The merger of HDFC and HDFC Bank is anticipated to build India’s third largest company by capitalization. It was a deal waiting to happen for several years and perhaps the low interest rate regime was one of the biggest compelling factors to time it now.
For HDFC Bank, the merger at this juncture is a master stroke. All was not well with the bank as large-scale restructuring of loans has adversely affected the financial health of the bank’s balance sheet. Analysts were on the verge of downgrading the rating of the bank, while a rejuvenated ICICI Bank, after the Chanda Kochchar episode had spoiled its image, was going from strength to strength and it was widely felt that ICICI Bank would dethrone HDFC Bank from the top position among private sector banks.

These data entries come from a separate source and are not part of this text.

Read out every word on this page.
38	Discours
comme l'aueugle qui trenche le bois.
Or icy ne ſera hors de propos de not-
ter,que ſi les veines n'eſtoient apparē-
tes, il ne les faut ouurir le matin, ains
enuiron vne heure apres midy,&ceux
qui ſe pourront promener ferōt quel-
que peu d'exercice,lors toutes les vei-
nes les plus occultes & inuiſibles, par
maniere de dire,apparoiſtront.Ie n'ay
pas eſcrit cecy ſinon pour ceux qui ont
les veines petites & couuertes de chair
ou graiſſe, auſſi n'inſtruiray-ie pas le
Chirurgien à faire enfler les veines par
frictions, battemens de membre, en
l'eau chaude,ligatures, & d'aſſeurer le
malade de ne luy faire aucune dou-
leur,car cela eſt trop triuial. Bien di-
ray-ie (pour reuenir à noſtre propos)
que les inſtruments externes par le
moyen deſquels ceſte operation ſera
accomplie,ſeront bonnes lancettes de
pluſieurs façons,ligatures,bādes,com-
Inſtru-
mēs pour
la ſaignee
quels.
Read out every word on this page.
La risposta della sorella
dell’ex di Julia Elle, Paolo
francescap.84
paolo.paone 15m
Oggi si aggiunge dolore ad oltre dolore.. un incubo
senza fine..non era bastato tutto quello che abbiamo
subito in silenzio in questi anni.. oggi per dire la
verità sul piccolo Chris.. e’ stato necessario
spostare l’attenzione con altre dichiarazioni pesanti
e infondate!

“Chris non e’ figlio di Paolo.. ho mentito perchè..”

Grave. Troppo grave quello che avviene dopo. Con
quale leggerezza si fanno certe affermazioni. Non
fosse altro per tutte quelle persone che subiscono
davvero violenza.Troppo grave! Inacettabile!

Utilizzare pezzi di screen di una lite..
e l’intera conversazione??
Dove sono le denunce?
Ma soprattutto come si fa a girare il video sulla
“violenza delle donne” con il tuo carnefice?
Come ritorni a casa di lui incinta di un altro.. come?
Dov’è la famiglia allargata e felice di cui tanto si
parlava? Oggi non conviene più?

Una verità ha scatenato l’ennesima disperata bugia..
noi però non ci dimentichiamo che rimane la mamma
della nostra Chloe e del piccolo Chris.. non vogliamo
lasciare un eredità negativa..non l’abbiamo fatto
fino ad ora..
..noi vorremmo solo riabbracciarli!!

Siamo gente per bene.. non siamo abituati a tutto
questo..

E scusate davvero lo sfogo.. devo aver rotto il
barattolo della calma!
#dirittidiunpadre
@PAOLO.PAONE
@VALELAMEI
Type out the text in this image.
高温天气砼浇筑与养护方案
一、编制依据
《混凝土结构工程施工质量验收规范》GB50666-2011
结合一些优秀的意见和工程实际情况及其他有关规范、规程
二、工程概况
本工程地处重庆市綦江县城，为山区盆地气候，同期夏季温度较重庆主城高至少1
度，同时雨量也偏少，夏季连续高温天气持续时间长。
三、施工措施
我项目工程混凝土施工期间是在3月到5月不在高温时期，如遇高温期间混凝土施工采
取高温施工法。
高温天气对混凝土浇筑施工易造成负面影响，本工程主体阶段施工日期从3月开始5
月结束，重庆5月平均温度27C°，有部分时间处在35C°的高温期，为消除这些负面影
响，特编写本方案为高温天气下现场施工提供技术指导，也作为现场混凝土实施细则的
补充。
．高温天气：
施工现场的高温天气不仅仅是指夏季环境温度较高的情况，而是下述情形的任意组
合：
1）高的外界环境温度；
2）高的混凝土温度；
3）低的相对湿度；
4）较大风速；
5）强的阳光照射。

But the timely merger has not only helped HDFC Bank retain its positon but has also enabled it to strengthen its presence to such an extent that after the merger it will be double the size of ICICI Bank. First of all, shareholders of HDFC will get 42 shares of the bank for 25 shares they hold in the parent company. This ratio places the bank at a premium to HDFC. The bank does not have to pay a premium over the market price for a business run extremely well within the family. The deal structure opens up headroom for international holdings. The merger may also help resolve the technical issue of high FII ownership of HDFC Bank since HDFC’s stake in HDFC Bank is classified as foreign holding and now that portion of foreign holding will be cancelled.
Again, the merger will increase the bank’s product portfolio and ability to cross-sell while there will also be PSL requirements and higher SLR/CRR requirements. The merger will prove to be a game-changer for the bank and its share price is bound to scale higher levels.